AR, find(:all), loops and memory usage

I'm a beginning programming using ActiveRecord outside of Rails to do
conditional processing of database records. So far, I've been
successful. However, my script loads all matching records into memory
first. There are hundreds of thousands of matching records so the
script quickly consumes over 500MB of RAM before any processing is
done. Is there a way to avoid this preloading of row objects in memory?
Below is an example of the type of thing I'm trying to do (although the
actual table row-level processing I'm doing is more complicated than
the example, but this isn't relevant to my question):

#example code
require 'rubygems'
require 'mysql'
require 'active_record'

ActiveRecord::Base.establish_connection(
:adapter => "mysql",
:username => "root",
:password => "password",
:database => "my_schema"
)

class MyTable < ActiveRecord::Base
end

for m in MyTable.find(:all, :conditions => "some_column='criterion to
match'")
  m.other_column = "new value"
  m.save
end
#thanks for any tips

Well, for some reason it took a few days for my first message to appear
in google-groups. In the meantime, I figured out an imperfect but
useable solution. I changed the loop so that it only loads the id
values into memory, and then issues a select query for each id, so that
it only creates the an object with all column values for one row at a
time.

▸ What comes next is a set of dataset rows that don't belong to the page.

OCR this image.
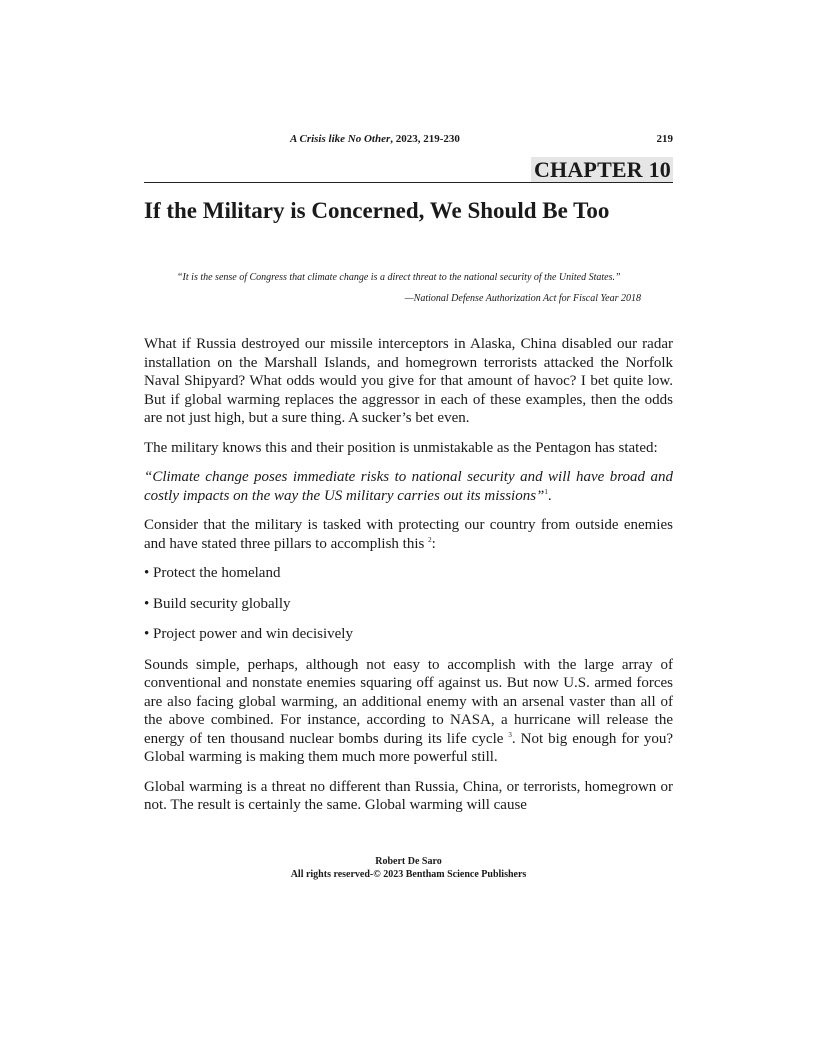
A Crisis like No Other, 2023, 219-230	219
CHAPTER 10
If the Military is Concerned, We Should Be Too

“It is the sense of Congress that climate change is a direct threat to the national security of the United States.”

—National Defense Authorization Act for Fiscal Year 2018

What if Russia destroyed our missile interceptors in Alaska, China disabled our radar installation on the Marshall Islands, and homegrown terrorists attacked the Norfolk Naval Shipyard? What odds would you give for that amount of havoc? I bet quite low. But if global warming replaces the aggressor in each of these examples, then the odds are not just high, but a sure thing. A sucker’s bet even.

The military knows this and their position is unmistakable as the Pentagon has stated:

“Climate change poses immediate risks to national security and will have broad and costly impacts on the way the US military carries out its missions”$^1$.

Consider that the military is tasked with protecting our country from outside enemies and have stated three pillars to accomplish this $^2$:

• Protect the homeland

• Build security globally

• Project power and win decisively

Sounds simple, perhaps, although not easy to accomplish with the large array of conventional and nonstate enemies squaring off against us. But now U.S. armed forces are also facing global warming, an additional enemy with an arsenal vaster than all of the above combined. For instance, according to NASA, a hurricane will release the energy of ten thousand nuclear bombs during its life cycle $^3$. Not big enough for you? Global warming is making them much more powerful still.

Global warming is a threat no different than Russia, China, or terrorists, homegrown or not. The result is certainly the same. Global warming will cause

Robert De Saro
All rights reserved-© 2023 Bentham Science Publishers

Now my loop looks like this:

for m in MyTable.find(:all, :select => "id", :conditions =>
"some_column='criterion to match'")
  p = MyTable.find(m.id)
  p.other_column = "new value"
  p.save
end

In my particular case, this saved me from creating 500MB+ of objects in
memory and instead only used ~70MB using only the id values.
Granted the script has to issue a SELECT query for every id, but in my
case this is acceptable as the loop is on a timer anyway (only querying
the database every couple of seconds).

If anyone else has a more elegant solution to this problem, please
chime in.

You’d be better off writing custom SQL for this particular case. If your database supports subselects, you could do:

MyTable.execute(“UPDATE my_table SET other_column = ‘new_value’ WHERE id IN (SELECT id FROM my_table WHERE some_column = ‘criterion to match’)”)

David Rose

David...thanks for the reply. However, I'm using the google-geocoder
gem and so I have a timed loop (50,000 Google Maps API daily geocode
limit = request every 1.728 seconds) that grabs an address (:condition
=> "latitude=''") and then geocodes the parcel. I just didn't want to
clutter up my example or distract the discussion with the particulars.
For what it's worth, here is the actual loop:

for m in Property.find(:all, :select => "id", :conditions => "latitude
= '0'")
  p = Property.find(m.id)
  address = p.address + ", " + p.city.name + ", " + p.state + " " +
p.zip
  begin
    location = gg.locate address
  rescue GoogleGeocode::AddressError
  else
    p.latitude = location.latitude
    p.longitude = location.longitude
    p.save
  end
  Time.new
  sleep 1.728
end

Using the 'google-geocode' gem and Active Record to interact with the
database was the cleanest and easiest way for me to accomplish my
specific task. And it works. Again, I'm a beginner programmer so that
has a lot to do with my choices here.
So if there is a smarter way to do this, I'm all ears and eager to
learn.

John-Scott